It could happen soon, lawmakers and school leaders discuss education reform bill
Lawmakers meet with local school leaders in Sioux City to discuss education reform.
SIOUX CITY, Iowa (KTIV) -
Sioux City schools have been running out of space and outdated buildings, while dealing with budget cuts, for years.
A new education bill recently passed in the Iowa House could improve the situation.
That's why Sioux City School Superintendent pleaded to legislators to pass the Education Reform Bill at the monthly education legislative meeting in Sioux City on Saturday.
Gausman says it could finally give the district the budget relief it's been seeking for the last several years.
"Ultimately you'll see higher test scores as a result of that hard work," Superintendent Dr. Paul Gausman said.
The bill would supplement $157 million to Iowa Schools. Gausman says that could mean a reduction of four to 10 million dollars that's currently coming out of taxpayer's pockets. And that potentially frees up money for the district to spend on school improvement projects.
"The way parents would realize some success there would be --that class sizes would decrease, our ability to keep our bus fleet moving forward would, they'll see those kinds of tangible things first off," Gausman said.
The bill would also introduce a career model for teachers. One that includes lead teachers, and mentors for new hires. It would also create a reward system for those that excel.

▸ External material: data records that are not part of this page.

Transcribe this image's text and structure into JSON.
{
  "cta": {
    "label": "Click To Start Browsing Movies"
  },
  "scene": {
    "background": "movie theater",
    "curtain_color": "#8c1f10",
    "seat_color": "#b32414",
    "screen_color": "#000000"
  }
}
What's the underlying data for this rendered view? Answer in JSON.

"I really believe that's going to make a significant difference in education in the state of Iowa," Gausman said.
Representative Ron Jorgensen, (R) Sioux City, shares the Superintendent's enthusiasm.

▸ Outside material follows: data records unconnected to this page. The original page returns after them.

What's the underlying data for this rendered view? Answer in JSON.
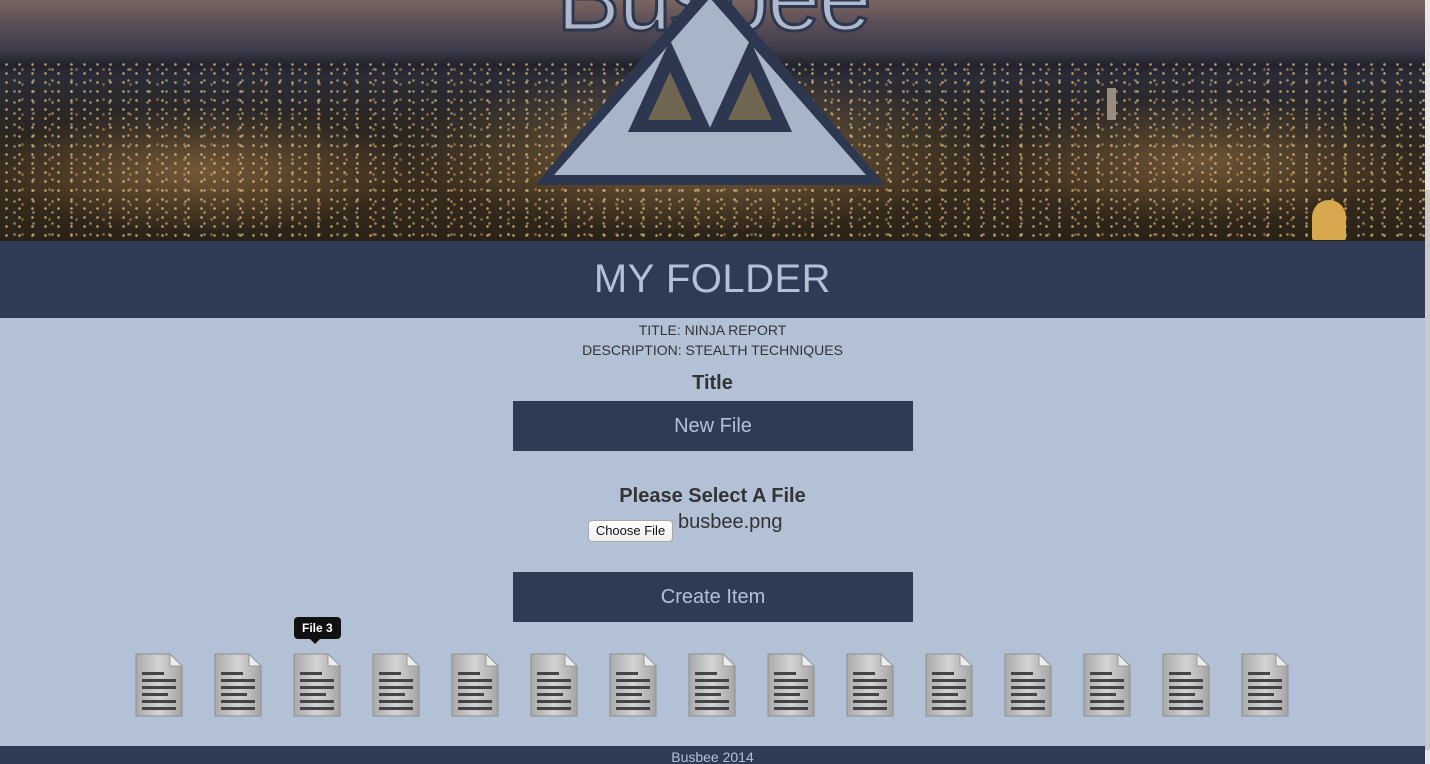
{
  "brand": {
    "name": "Busbee"
  },
  "page": {
    "title": "MY FOLDER"
  },
  "info": {
    "title_line": "TITLE: NINJA REPORT",
    "description_line": "DESCRIPTION: STEALTH TECHNIQUES"
  },
  "form": {
    "title_label": "Title",
    "new_file_button": "New File",
    "select_label": "Please Select A File",
    "choose_file_button": "Choose File",
    "selected_file": "busbee.png",
    "create_button": "Create Item"
  },
  "files": {
    "icon": "document-icon",
    "count": 15,
    "hovered_tooltip": "File 3"
  },
  "footer": {
    "text": "Busbee 2014"
  },
  "colors": {
    "primary": "#2f3b54",
    "background": "#b3c1d6",
    "text": "#333333"
  }
}
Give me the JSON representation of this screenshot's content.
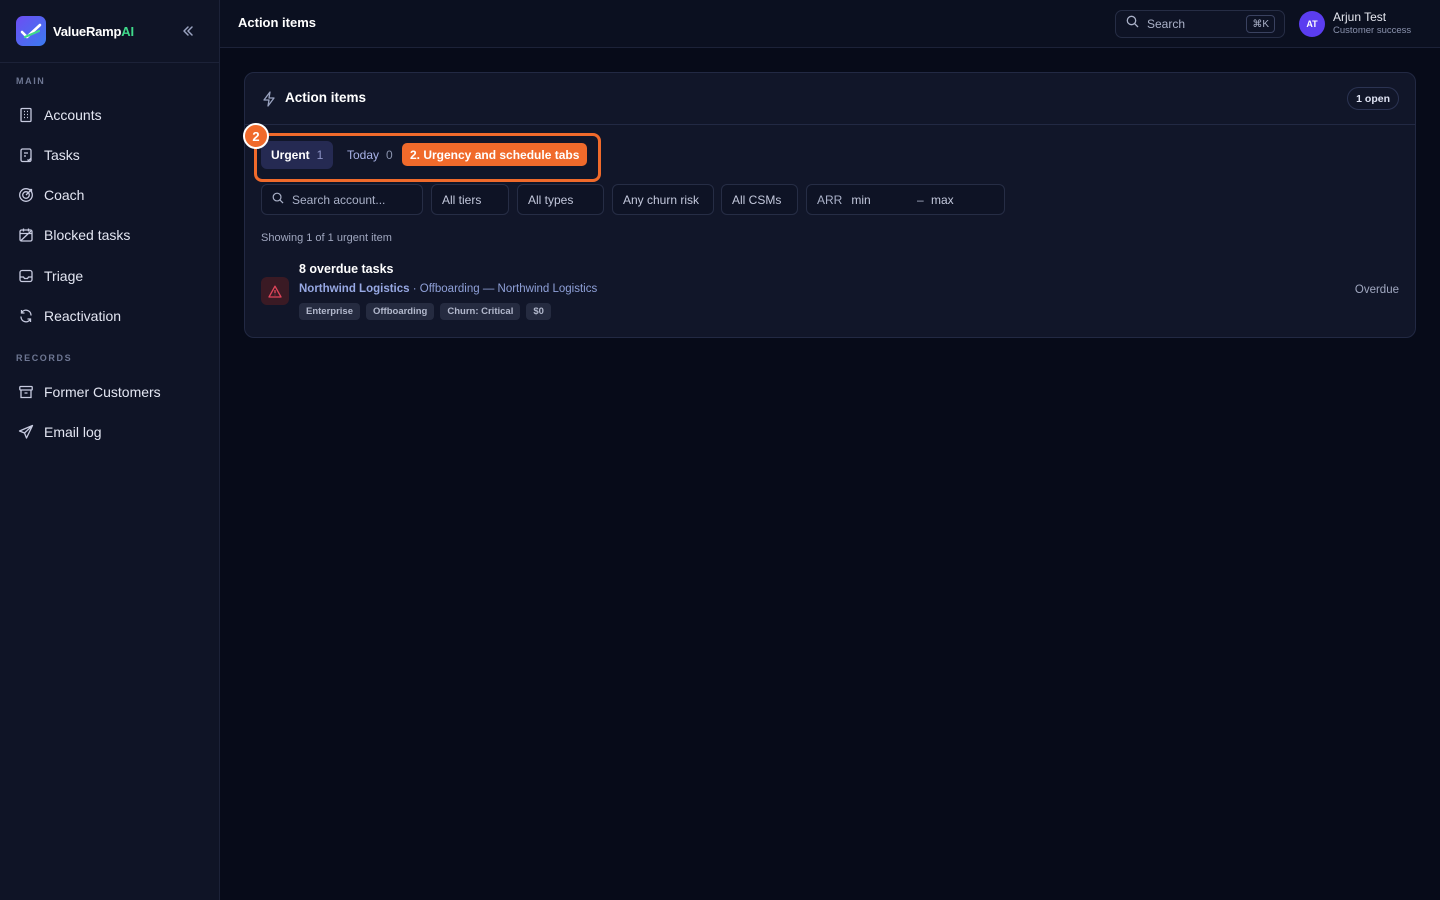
{
  "brand": {
    "name": "ValueRamp",
    "suffix": "AI"
  },
  "sidebar": {
    "sections": [
      {
        "label": "MAIN"
      },
      {
        "label": "RECORDS"
      }
    ],
    "items": [
      {
        "label": "Accounts",
        "icon": "building-icon"
      },
      {
        "label": "Tasks",
        "icon": "clipboard-icon"
      },
      {
        "label": "Coach",
        "icon": "target-icon"
      },
      {
        "label": "Blocked tasks",
        "icon": "calendar-off-icon"
      },
      {
        "label": "Triage",
        "icon": "inbox-icon"
      },
      {
        "label": "Reactivation",
        "icon": "refresh-icon"
      },
      {
        "label": "Former Customers",
        "icon": "archive-icon"
      },
      {
        "label": "Email log",
        "icon": "send-icon"
      }
    ]
  },
  "topbar": {
    "title": "Action items",
    "search_label": "Search",
    "shortcut": "⌘K",
    "user": {
      "initials": "AT",
      "name": "Arjun Test",
      "role": "Customer success"
    }
  },
  "card": {
    "title": "Action items",
    "open_badge": "1 open",
    "tabs": [
      {
        "label": "Urgent",
        "count": "1"
      },
      {
        "label": "Today",
        "count": "0"
      }
    ],
    "annotation": {
      "number": "2",
      "label": "2. Urgency and schedule tabs",
      "color": "#f06a2b"
    },
    "filters": {
      "search_placeholder": "Search account...",
      "tiers": "All tiers",
      "types": "All types",
      "churn": "Any churn risk",
      "csms": "All CSMs",
      "arr_label": "ARR",
      "arr_min": "min",
      "arr_dash": "–",
      "arr_max": "max"
    },
    "showing_text": "Showing 1 of 1 urgent item",
    "items": [
      {
        "title": "8 overdue tasks",
        "account": "Northwind Logistics",
        "detail": " · Offboarding — Northwind Logistics",
        "tags": [
          "Enterprise",
          "Offboarding",
          "Churn: Critical",
          "$0"
        ],
        "status": "Overdue"
      }
    ]
  }
}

"Back in the 90s we used to lead the country in education, we've slipped over the years, now we're kind of in the middle of the pack, and so we need to have some reform initiatives to get Iowa to leading the country again," Representative Jorgensen said.
Representatives Dave Dawson, (D) Sioux City and Chris Hall, (D) Sioux City both don't support the legislation on the table. Hall is concerned with how the money would be spent
"Huge increase for the Department of Education without really clearly defined parameters for what the Department of Education would be doing," Hall said.
They say, the bill still needs work. They're calling for more state aid, and expect the bill to come back to the house before it goes to the Governor's desk. But, Jorgensen who steers the House Education Committee is intent on getting it through.
The bill which was passed 52-44 last week, is now headed to the Senate for consideration.